I have a large matrix of over 100K observations to cluster using hierarchical clustering. Due to the large size, i do not have the computing power to calculate the distance matrix.
To overcome this problem I chose to aggregate my matrix to merge those observations which were identical to reduce my matrix to about 10K observations. I have the frequency for each of the rows in this aggregated matrix. I now need to incorporate this frequency as a weight in my hierarchical clustering.
I want to use hclust in the stats package. From the help information for hclust the arguments are as follows:
hclust(d, method = "complete", members = NULL)
The information for the members argument is:,
NULL or a vector with length size of
d. See the ‘Details’ section. When you look at the details section you get: If
members != NULL, then
d is taken to be a dissimilarity matrix between clusters instead of dissimilarities between singletons and
members gives the number of observations per cluster. This way the hierarchical cluster algorithm can be ‘started in the middle of the dendrogram’, e.g., in order to reconstruct the part of the tree above a cut (see examples). Dissimilarities between clusters can be efficiently computed (i.e., without
hclust itself) only for a limited number of distance/linkage combinations, the simplest one being squared Euclidean distance and centroid linkage. In this case the dissimilarities between the clusters are the squared Euclidean distances between cluster means.

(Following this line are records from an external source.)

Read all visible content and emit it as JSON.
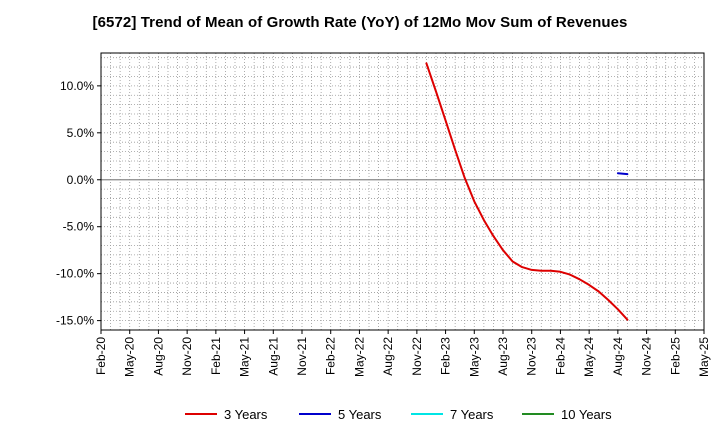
{
  "chart_data": {
    "type": "line",
    "title": "[6572]  Trend of Mean of Growth Rate (YoY) of 12Mo Mov Sum of Revenues",
    "xlabel": "",
    "ylabel": "",
    "ylim": [
      -16.0,
      13.5
    ],
    "y_ticks": [
      10.0,
      5.0,
      0.0,
      -5.0,
      -10.0,
      -15.0
    ],
    "y_tick_labels": [
      "10.0%",
      "5.0%",
      "0.0%",
      "-5.0%",
      "-10.0%",
      "-15.0%"
    ],
    "x_tick_labels": [
      "Feb-20",
      "May-20",
      "Aug-20",
      "Nov-20",
      "Feb-21",
      "May-21",
      "Aug-21",
      "Nov-21",
      "Feb-22",
      "May-22",
      "Aug-22",
      "Nov-22",
      "Feb-23",
      "May-23",
      "Aug-23",
      "Nov-23",
      "Feb-24",
      "May-24",
      "Aug-24",
      "Nov-24",
      "Feb-25",
      "May-25"
    ],
    "x_range_months": [
      0,
      63
    ],
    "grid": true,
    "legend_position": "bottom",
    "series": [
      {
        "name": "3 Years",
        "color": "#dd0000",
        "points": [
          [
            34,
            12.4
          ],
          [
            35,
            9.4
          ],
          [
            36,
            6.3
          ],
          [
            37,
            3.2
          ],
          [
            38,
            0.2
          ],
          [
            39,
            -2.3
          ],
          [
            40,
            -4.3
          ],
          [
            41,
            -6.0
          ],
          [
            42,
            -7.5
          ],
          [
            43,
            -8.7
          ],
          [
            44,
            -9.3
          ],
          [
            45,
            -9.6
          ],
          [
            46,
            -9.7
          ],
          [
            47,
            -9.7
          ],
          [
            48,
            -9.8
          ],
          [
            49,
            -10.1
          ],
          [
            50,
            -10.6
          ],
          [
            51,
            -11.2
          ],
          [
            52,
            -11.9
          ],
          [
            53,
            -12.8
          ],
          [
            54,
            -13.8
          ],
          [
            55,
            -14.9
          ]
        ]
      },
      {
        "name": "5 Years",
        "color": "#0000cc",
        "points": [
          [
            54,
            0.7
          ],
          [
            55,
            0.6
          ]
        ]
      },
      {
        "name": "7 Years",
        "color": "#00e5e5",
        "points": []
      },
      {
        "name": "10 Years",
        "color": "#228b22",
        "points": []
      }
    ]
  }
}
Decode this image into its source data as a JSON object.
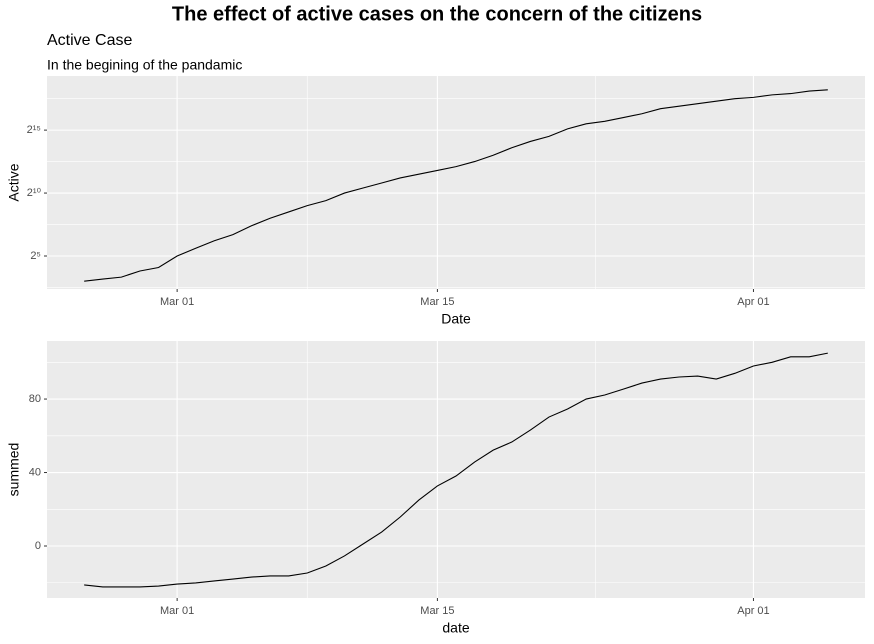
{
  "title": "The effect of active cases on the concern of the citizens",
  "chart_data": [
    {
      "type": "line",
      "title": "Active Case",
      "subtitle": "In the begining of the pandamic",
      "x_label": "Date",
      "y_label": "Active",
      "log_base": 2,
      "grid": true,
      "x": [
        "Feb 25",
        "Feb 26",
        "Feb 27",
        "Feb 28",
        "Feb 29",
        "Mar 01",
        "Mar 02",
        "Mar 03",
        "Mar 04",
        "Mar 05",
        "Mar 06",
        "Mar 07",
        "Mar 08",
        "Mar 09",
        "Mar 10",
        "Mar 11",
        "Mar 12",
        "Mar 13",
        "Mar 14",
        "Mar 15",
        "Mar 16",
        "Mar 17",
        "Mar 18",
        "Mar 19",
        "Mar 20",
        "Mar 21",
        "Mar 22",
        "Mar 23",
        "Mar 24",
        "Mar 25",
        "Mar 26",
        "Mar 27",
        "Mar 28",
        "Mar 29",
        "Mar 30",
        "Mar 31",
        "Apr 01",
        "Apr 02",
        "Apr 03",
        "Apr 04",
        "Apr 05"
      ],
      "xticks": [
        "Mar 01",
        "Mar 15",
        "Apr 01"
      ],
      "ylim": [
        5.2,
        645000
      ],
      "yticks": [
        {
          "value": 32,
          "label": "2⁵"
        },
        {
          "value": 1024,
          "label": "2¹⁰"
        },
        {
          "value": 32768,
          "label": "2¹⁵"
        }
      ],
      "series": [
        {
          "name": "Active",
          "color": "#000000",
          "values": [
            8,
            9,
            10,
            14,
            17,
            32,
            49,
            74,
            104,
            169,
            256,
            362,
            512,
            676,
            1024,
            1351,
            1783,
            2353,
            2896,
            3566,
            4389,
            5793,
            8192,
            12417,
            17560,
            23170,
            35120,
            46341,
            53232,
            65536,
            80684,
            106464,
            122295,
            140479,
            161371,
            185364,
            198668,
            228209,
            244589,
            280945,
            301124
          ]
        }
      ]
    },
    {
      "type": "line",
      "x_label": "date",
      "y_label": "summed",
      "grid": true,
      "x": [
        "Feb 25",
        "Feb 26",
        "Feb 27",
        "Feb 28",
        "Feb 29",
        "Mar 01",
        "Mar 02",
        "Mar 03",
        "Mar 04",
        "Mar 05",
        "Mar 06",
        "Mar 07",
        "Mar 08",
        "Mar 09",
        "Mar 10",
        "Mar 11",
        "Mar 12",
        "Mar 13",
        "Mar 14",
        "Mar 15",
        "Mar 16",
        "Mar 17",
        "Mar 18",
        "Mar 19",
        "Mar 20",
        "Mar 21",
        "Mar 22",
        "Mar 23",
        "Mar 24",
        "Mar 25",
        "Mar 26",
        "Mar 27",
        "Mar 28",
        "Mar 29",
        "Mar 30",
        "Mar 31",
        "Apr 01",
        "Apr 02",
        "Apr 03",
        "Apr 04",
        "Apr 05"
      ],
      "xticks": [
        "Mar 01",
        "Mar 15",
        "Apr 01"
      ],
      "ylim": [
        -28.3,
        111.6
      ],
      "yticks": [
        0,
        40,
        80
      ],
      "series": [
        {
          "name": "summed",
          "color": "#000000",
          "values": [
            -21.2,
            -22.3,
            -22.3,
            -22.3,
            -21.8,
            -20.7,
            -20.1,
            -19.0,
            -18.0,
            -16.9,
            -16.3,
            -16.3,
            -14.7,
            -10.9,
            -5.4,
            1.1,
            7.6,
            15.8,
            25.0,
            32.7,
            38.1,
            45.7,
            52.2,
            56.6,
            63.1,
            70.2,
            74.6,
            80.0,
            82.2,
            85.4,
            88.7,
            90.9,
            92.0,
            92.5,
            90.9,
            94.0,
            98.0,
            100.0,
            103.0,
            103.0,
            105.0
          ]
        }
      ]
    }
  ]
}
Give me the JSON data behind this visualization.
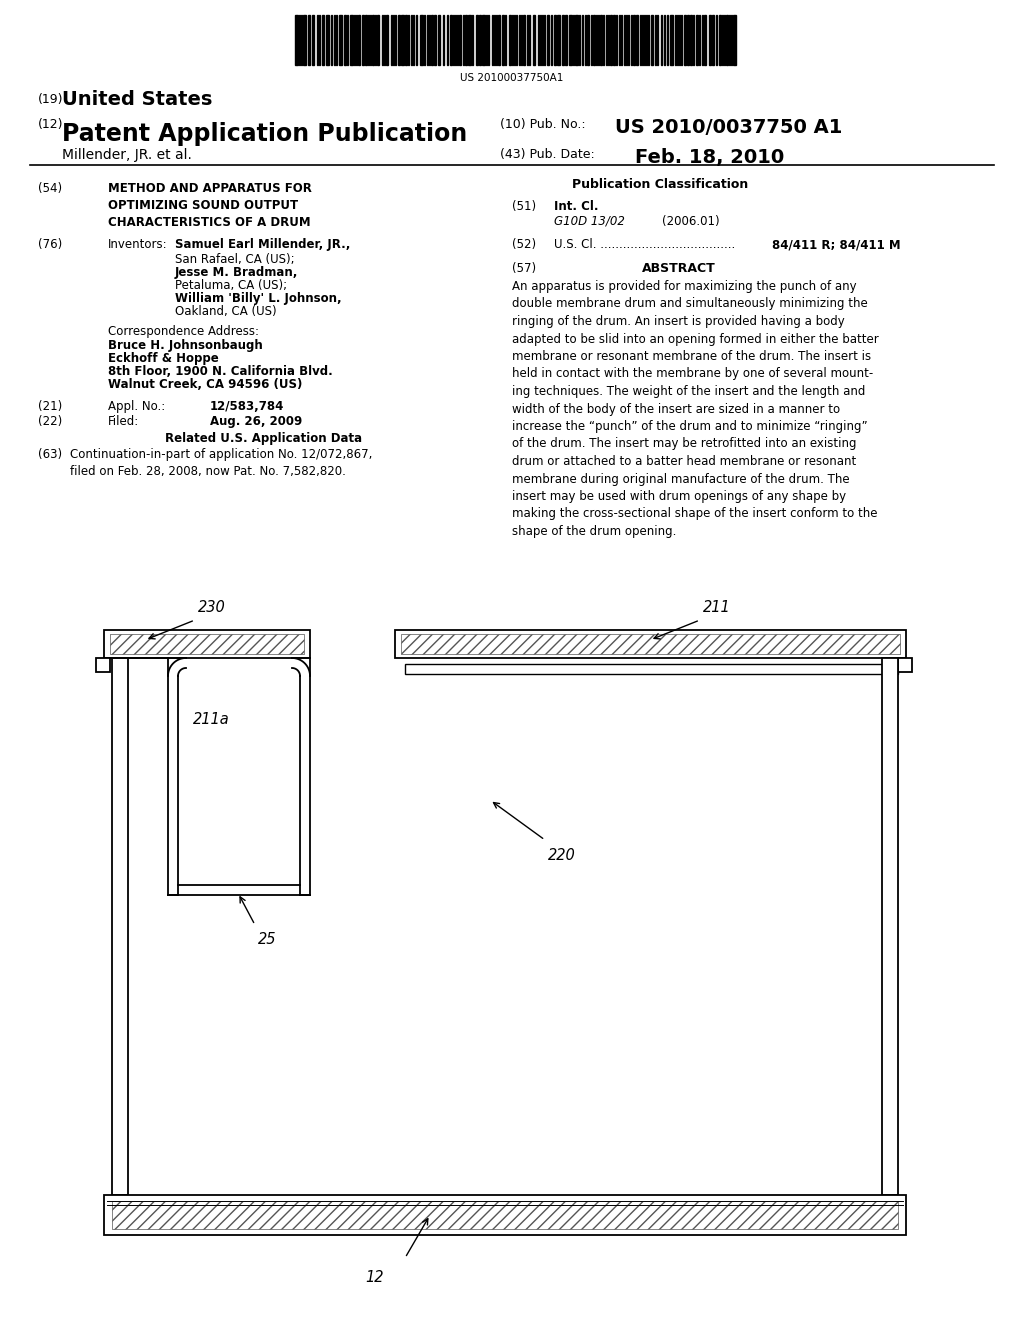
{
  "bg_color": "#ffffff",
  "barcode_text": "US 20100037750A1",
  "label_230": "230",
  "label_211": "211",
  "label_211a": "211a",
  "label_220": "220",
  "label_25": "25",
  "label_12": "12"
}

From the above description, i am unsure if i can assign my frequency weights to the members arguments as it is not clear if this is the purpose of this argument. I would like to use it like this:
hclust(d, method = "complete", members = df$freq)
Where df$freq is the frequency of each row in the aggregated matrix. So if a row is duplicated 10 times this value would be 10.
If anyone can help me that would be great or can put me in contact with the developers of hclust as its not clear what this argument is for.